In Europa prende forma il Digital Fairness Act, con limitazioni ai social per i minori

L’Unione Europea si prepara a compiere un passo concreto sulla protezione dei minori nell’ecosistema digitale sul solco normativo del Digital Fairness Act. Durante una conferenza sulla sicurezza online tenutasi a Copenaghen, Ursula von der Leyen ha annunciato che la Commissione Europea potrebbe presentare una proposta legislativa per limitare l’accesso dei più giovani alle piattaforme social già entro la prossima stagione estiva, basandosi sulle raccomandazioni di un gruppo di esperti incaricato di analizzare il fenomeno.
L’annuncio non è arrivato a sorpresa. Il dibattito sull’introduzione di un’età minima per la creazione di un profilo sui social network è ormai presente nelle agende politiche di quasi tutti gli Stati membri, con Danimarca e altri nove Paesi particolarmente attivi nel sostenere un intervento normativo più deciso. Il modello di riferimento è quello australiano, che ha fissato la soglia a sedici anni e sta già producendo effetti misurabili sul comportamento delle piattaforme localmente operanti.
Von der Leyen non ha usato mezze misure nel descrivere il problema.

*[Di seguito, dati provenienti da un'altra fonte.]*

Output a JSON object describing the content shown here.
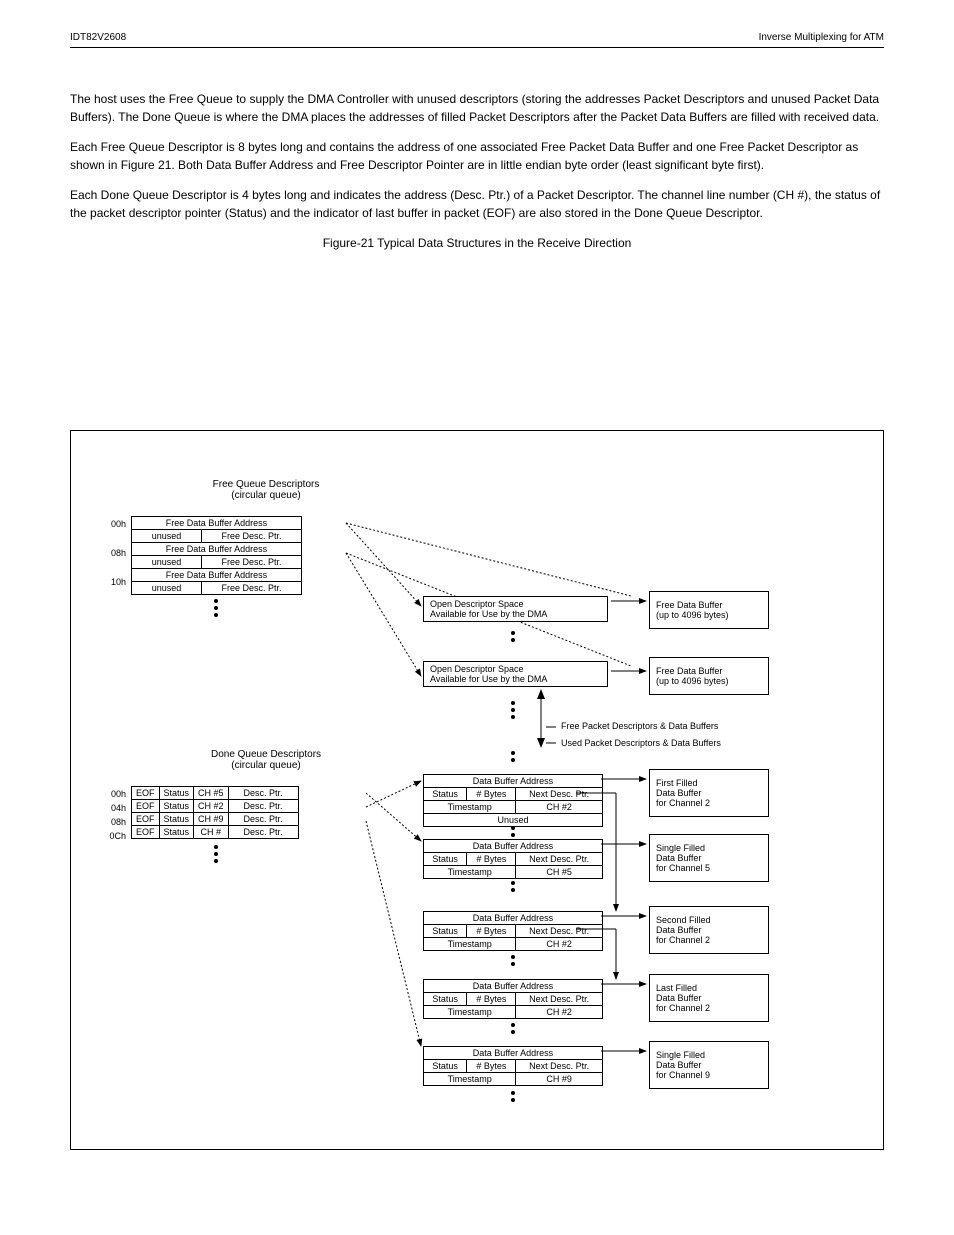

Le scelte di design delle grandi piattaforme tecnologiche, ha spiegato, rispondono a una logica commerciale precisa, che trasforma l’attenzione degli utenti in ricavi pubblicitari. Più tempo un adolescente trascorre davanti allo schermo, più dati genera e più valore produce per l’azienda che lo ospita. Il problema è che questo meccanismo funziona meglio quanto più l’utente è emotivamente vulnerabile e i ragazzi in fase di sviluppo psicologico lo sono per definizione.

La Presidente della Commissione europea Ursula von der Leyen (Credit foto: miss.cabul / Shutterstock.com)
La ricerca costante di approvazione attraverso like e condivisioni alimenta dinamiche di dipendenza documentate dalla letteratura scientifica, portando ad ansia sociale, stati depressivi e difficoltà nella costruzione di un’identità stabile. La presidente della Commissione ha sintetizzato il concetto con una formula diretta, affermando che queste piattaforme traggono profitto dalle paure e dai momenti di insicurezza dei bambini.
L’intervento normativo punta quindi a rimuovere questa struttura di incentivi, restituendo ai giovanissimi il tempo e lo spazio mentale necessari per costruire relazioni reali, praticare sport, sviluppare interessi al di fuori degli algoritmi.
Qualsiasi limite anagrafico è però inefficace senza un sistema di verifica robusto. Su questo fronte l’Europa dovrebbe affidarsi a un’applicazione dedicata alla verifica dell’età che sarà lanciata in Danimarca proprio durante l’estate. Lo strumento è descritto come open source, compatibile con qualsiasi dispositivo e progettato secondo gli standard di privacy più elevati attualmente disponibili, con una base tecnologica derivata dall’infrastruttura del certificato Covid. I governi nazionali stanno lavorando per integrarlo nei portafogli digitali già in uso, creando così un ecosistema di controllo coerente e scalabile.